Oh yeah? Check out https://news.ai/

Now it looks like restaurant adverts. Maybe not much happens there any longer.

During the old days lots of things were easier to get.

Semi related to this - Ian Goldberg famously had the email address n@ai (Ian backwards if you missed it) - which caused problems for many mail clients and validators. I’d imagine cypherpunks.ca is easier to use. I saw similar things with one of the Balkans in 1998 - I think it was Croatia, where some government officials had name@hr email addresses.

https://mail.gnome.org/archives/evolution-list/2002-January/...

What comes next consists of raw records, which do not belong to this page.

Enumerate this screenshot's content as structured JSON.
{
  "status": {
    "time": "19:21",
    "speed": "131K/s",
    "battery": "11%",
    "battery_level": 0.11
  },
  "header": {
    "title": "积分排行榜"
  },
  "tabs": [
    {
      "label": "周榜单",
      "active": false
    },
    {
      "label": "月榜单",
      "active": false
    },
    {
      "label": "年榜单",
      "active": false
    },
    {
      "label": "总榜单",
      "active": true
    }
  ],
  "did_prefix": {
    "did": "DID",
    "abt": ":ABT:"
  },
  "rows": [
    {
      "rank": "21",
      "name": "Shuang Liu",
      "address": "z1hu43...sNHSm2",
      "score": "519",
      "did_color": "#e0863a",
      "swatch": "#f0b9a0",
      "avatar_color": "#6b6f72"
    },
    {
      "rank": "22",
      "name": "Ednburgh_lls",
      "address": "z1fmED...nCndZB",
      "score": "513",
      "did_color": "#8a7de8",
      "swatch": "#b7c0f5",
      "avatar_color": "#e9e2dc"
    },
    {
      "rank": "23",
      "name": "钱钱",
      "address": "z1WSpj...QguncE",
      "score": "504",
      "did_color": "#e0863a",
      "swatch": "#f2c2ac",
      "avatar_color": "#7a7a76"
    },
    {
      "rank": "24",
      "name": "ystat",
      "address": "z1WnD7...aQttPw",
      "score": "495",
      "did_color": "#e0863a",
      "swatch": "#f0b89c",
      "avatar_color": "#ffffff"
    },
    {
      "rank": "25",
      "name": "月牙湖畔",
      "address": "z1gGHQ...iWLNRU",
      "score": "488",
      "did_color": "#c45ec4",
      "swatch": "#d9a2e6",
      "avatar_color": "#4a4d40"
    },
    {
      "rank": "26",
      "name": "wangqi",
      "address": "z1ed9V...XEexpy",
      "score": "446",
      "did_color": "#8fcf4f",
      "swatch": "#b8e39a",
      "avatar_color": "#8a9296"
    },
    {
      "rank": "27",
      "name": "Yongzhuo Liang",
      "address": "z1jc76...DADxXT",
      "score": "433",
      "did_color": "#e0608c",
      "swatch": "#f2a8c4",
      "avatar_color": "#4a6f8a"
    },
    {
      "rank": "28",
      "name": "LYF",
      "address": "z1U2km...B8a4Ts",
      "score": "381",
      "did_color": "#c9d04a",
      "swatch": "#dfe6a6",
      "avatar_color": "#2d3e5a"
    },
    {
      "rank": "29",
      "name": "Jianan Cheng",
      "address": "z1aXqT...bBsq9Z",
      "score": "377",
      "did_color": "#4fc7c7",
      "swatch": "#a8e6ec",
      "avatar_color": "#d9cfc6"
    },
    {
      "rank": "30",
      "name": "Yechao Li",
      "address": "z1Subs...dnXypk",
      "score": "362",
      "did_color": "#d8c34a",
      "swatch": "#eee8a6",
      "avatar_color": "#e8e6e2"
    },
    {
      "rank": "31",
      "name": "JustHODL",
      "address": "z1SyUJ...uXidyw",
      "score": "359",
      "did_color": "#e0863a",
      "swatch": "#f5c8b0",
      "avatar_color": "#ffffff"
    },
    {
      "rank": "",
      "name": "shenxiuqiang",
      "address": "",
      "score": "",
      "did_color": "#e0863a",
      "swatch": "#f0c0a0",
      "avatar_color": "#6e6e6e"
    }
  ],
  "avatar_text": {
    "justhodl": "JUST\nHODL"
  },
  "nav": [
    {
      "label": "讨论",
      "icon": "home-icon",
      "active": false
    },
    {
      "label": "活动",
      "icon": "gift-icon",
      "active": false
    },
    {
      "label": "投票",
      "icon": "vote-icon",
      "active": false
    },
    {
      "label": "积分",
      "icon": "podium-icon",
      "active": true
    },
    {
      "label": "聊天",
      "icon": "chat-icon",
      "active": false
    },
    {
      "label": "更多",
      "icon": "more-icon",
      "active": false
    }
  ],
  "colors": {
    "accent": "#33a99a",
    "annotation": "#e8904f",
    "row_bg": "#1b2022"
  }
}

I miss web indexes. It felt much more like an act of discovery to drill down to a topic I might not have otherwise been interested in to find some gem of a web page, and then to check that pages links and webrings. It always gives me joy to come across one, even if all the pages on it are long abandoned.
Not sure if my memory is faulty on this one, quick search didnt turn anything up.

Didn't some of the cypherpunks move out to anguila to avoid the crypto export bans during the first crypto wars?

That's a real bold move, climate-wise. It's an island whose highest point is about 200 feet (65 metres) above sea level, and it's smack-dab in the middle of the hurricane highway...
Pure HTML and CSS. Performant and accessible, as things should be. We must return to the fundamentals.
> We must return to the fundamentals.

While I too would prefer it, I realize it is an idealist fantasy at this point.

This one even predates CSS.
If you enjoy that one - you might also enjoy

https://www.ck/

The lengths the Cook Islands have to go to prevent folks from registering profanity is entertaining (there was a spate of .co.ck novelty names before they locked it down)
That domain looks very interesting in the address bar of a mobile browser which hides the www prefix.
ai was also one of the ccTLDs that had an MX record for a long time, and I believe (although never had reason to confirm) actually used it. foo@ai tended to be a fun test case for e-mail validation.
I used to work for an IoT startup that really wanted the domain mq.tt. And in that era, Trinidad and Tobago's national domain administrator would only conduct business in-person, and required payment by international money order.

A facilitator was found, a deal was negotiated, and then the lawyers got involved and went "no way in hell will we let the company's primary domain renewal rely on someone walking a money order into an office in Trinidad". C'est la vie

Background images, tiled, to the rescue!